Григорий Распутин. Россия под гипнозом - страница 4



– Да, есть.

– Жду…

– Нет, – отрезал я.

Секундная пауза. Антибиотик вновь стал пунцовым, начиная походить на перезревший помидор.

– Не понял, – хрипнул он.

– Журналы нужно вернуть, – сказал я. – Вы же понимаете, они из библиотеки, их следует сдать, сроки поджимают…

– Сам виноват, – хихикнул садюга. – Ладно, отдам. Но с тебя последний номер. Жена, понимаешь ли, читает взахлёб. А я за ночь всё проглотил…

Пришлось пойти навстречу. Но, как оказалось, зря. Антибиотикша учудила, дав «на пару деньков» почитать подруге. Об этом заявил сам полковник. Всё шло к тому, что не видать мне этих самых журналов как своих ушей.

Друг Вовчик озверел. И было от чего: конопатый протуберанец грозил отставкой по всем статьям – «за подлость, низость и попранное слово будущего советского офицера». Антибиотик юлил. Ночной сыч Костик, так и не дождавшись последнего номера, перестал здороваться. Жить не хотелось…

Лишь через месяц, сложив в портфель номера разнесчастных журналов, пришлось ехать вместе с Вовчиком к очкастой, чтобы извиниться и вернуть товарищу благосклонное отношение девицы.

А потом были госы. Неблагодарный Антибиотик отыгрался на мне по полной, влепив в аттестат единственный подлый «трояк». А напоследок буркнул:[5]

– Не быть тебе коммунистом…

Как в воду смотрел: партия обошла меня стороной, даже не шоркнув.

Впрочем, вскоре всё забылось.

Но, как оказалось, не всё. В памяти навсегда остались Валентин Пикуль и его Распутин.


Рига, 1990 г.

Позже судьба свела меня с Валентином Пикулем ближе. Произошло это в то время, когда я, молодой офицер, проходил службу в Риге.

Не секрет, что по ночам работали Бальзак, Жорж Санд и Достоевский. Но впервые, что называется, вплотную столкнуться с феноменом «писатель-сова» мне пришлось в свой рижский период военной службы. В то время в латвийской столице творил великий мастер «пера и шпаги» Валентин Саввич Пикуль. Пикуль писал исключительно по ночам, и об этом все знали, причём от самого же писателя.

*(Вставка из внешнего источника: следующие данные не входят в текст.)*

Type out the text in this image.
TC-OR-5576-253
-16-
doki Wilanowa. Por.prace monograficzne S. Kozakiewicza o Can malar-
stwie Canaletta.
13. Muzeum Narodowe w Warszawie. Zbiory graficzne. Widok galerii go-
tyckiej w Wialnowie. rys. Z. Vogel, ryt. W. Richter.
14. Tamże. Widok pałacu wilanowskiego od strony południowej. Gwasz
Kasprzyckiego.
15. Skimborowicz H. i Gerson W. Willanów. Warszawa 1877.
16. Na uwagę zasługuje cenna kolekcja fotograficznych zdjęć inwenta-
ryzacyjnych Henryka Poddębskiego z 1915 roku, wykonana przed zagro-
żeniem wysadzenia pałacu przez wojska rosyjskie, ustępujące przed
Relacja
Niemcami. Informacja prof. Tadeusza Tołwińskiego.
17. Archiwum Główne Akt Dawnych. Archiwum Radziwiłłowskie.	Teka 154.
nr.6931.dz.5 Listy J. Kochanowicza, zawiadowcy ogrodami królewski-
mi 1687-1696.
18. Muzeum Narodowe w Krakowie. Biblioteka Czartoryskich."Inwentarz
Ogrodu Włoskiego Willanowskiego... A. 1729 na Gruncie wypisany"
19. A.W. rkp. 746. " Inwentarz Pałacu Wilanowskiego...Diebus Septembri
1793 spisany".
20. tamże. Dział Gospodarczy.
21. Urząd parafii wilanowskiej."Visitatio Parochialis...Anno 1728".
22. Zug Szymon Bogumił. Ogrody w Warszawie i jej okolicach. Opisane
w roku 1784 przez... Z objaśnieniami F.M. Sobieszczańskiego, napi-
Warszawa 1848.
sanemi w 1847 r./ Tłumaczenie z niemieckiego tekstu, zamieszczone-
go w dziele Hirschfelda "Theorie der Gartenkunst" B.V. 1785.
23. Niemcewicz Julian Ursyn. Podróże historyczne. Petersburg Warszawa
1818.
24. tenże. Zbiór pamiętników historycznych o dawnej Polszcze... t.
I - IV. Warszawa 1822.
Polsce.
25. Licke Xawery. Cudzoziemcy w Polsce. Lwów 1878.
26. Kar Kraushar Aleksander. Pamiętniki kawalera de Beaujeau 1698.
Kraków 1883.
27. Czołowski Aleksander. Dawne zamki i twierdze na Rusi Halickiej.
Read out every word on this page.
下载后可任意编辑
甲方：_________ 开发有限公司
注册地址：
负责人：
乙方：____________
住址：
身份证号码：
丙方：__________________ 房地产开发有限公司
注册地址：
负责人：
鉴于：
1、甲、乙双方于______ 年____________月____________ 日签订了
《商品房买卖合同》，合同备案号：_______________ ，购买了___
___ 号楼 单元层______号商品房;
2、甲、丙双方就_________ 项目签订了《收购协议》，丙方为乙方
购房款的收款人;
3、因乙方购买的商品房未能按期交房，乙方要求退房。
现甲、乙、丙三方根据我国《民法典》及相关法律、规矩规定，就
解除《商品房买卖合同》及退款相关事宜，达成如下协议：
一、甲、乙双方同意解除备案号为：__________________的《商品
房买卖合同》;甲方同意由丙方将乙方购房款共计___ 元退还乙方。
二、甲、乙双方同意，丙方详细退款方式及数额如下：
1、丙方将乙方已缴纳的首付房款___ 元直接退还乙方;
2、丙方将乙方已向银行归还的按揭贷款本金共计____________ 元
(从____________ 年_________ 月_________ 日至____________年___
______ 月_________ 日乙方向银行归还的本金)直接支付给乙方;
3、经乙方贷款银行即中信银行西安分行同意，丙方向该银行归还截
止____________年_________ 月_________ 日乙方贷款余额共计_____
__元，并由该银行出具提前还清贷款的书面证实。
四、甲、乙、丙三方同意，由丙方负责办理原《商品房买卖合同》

Но одно слышать, другое – быть очевидцем. Валентин Саввич проживал в добротном кирпичном доме на улице Весетас, по соседству с моей тётушкой, которая, к слову, и показала мне дом и окна своего именитого соседа. Так вот, в любое время ночи в «пикулевском доме», как яркий светлячок в темноте, сияло одно большое окно – там работал Мастер. Иногда, подойдя ближе, я старался расслышать удары пишущей машинки. И когда их слышал, сердце наполнялось радостью: за тем окном рождались «Крейсера», «Честь имею», исторические миниатюры… Здесь же появилась книга о Григории Распутине – «Нечистая сила».

Много позднее, когда мне случалось засидеться за письменным столом допоздна, и когда глаза непослушно слипались, я всегда вспоминал яркое окно на рижской улице Весетас, за которым творил мой любимый писатель. Для меня «феномен Пикуля» навсегда остался большой загадкой: как это – работать по ночам? А потом, поутру, позавтракав (или поужинав?), лечь спать? И стоило ли ложиться? Тогда откуда брать силы для ночного бдения? А как быть с повседневными делами – встречами, звонками, поездками?.. Повседневщину, хочешь не хочешь, из жизни не выкинешь. Сам Пикуль об этом говорил кратко: «Привык. Ещё с юности…»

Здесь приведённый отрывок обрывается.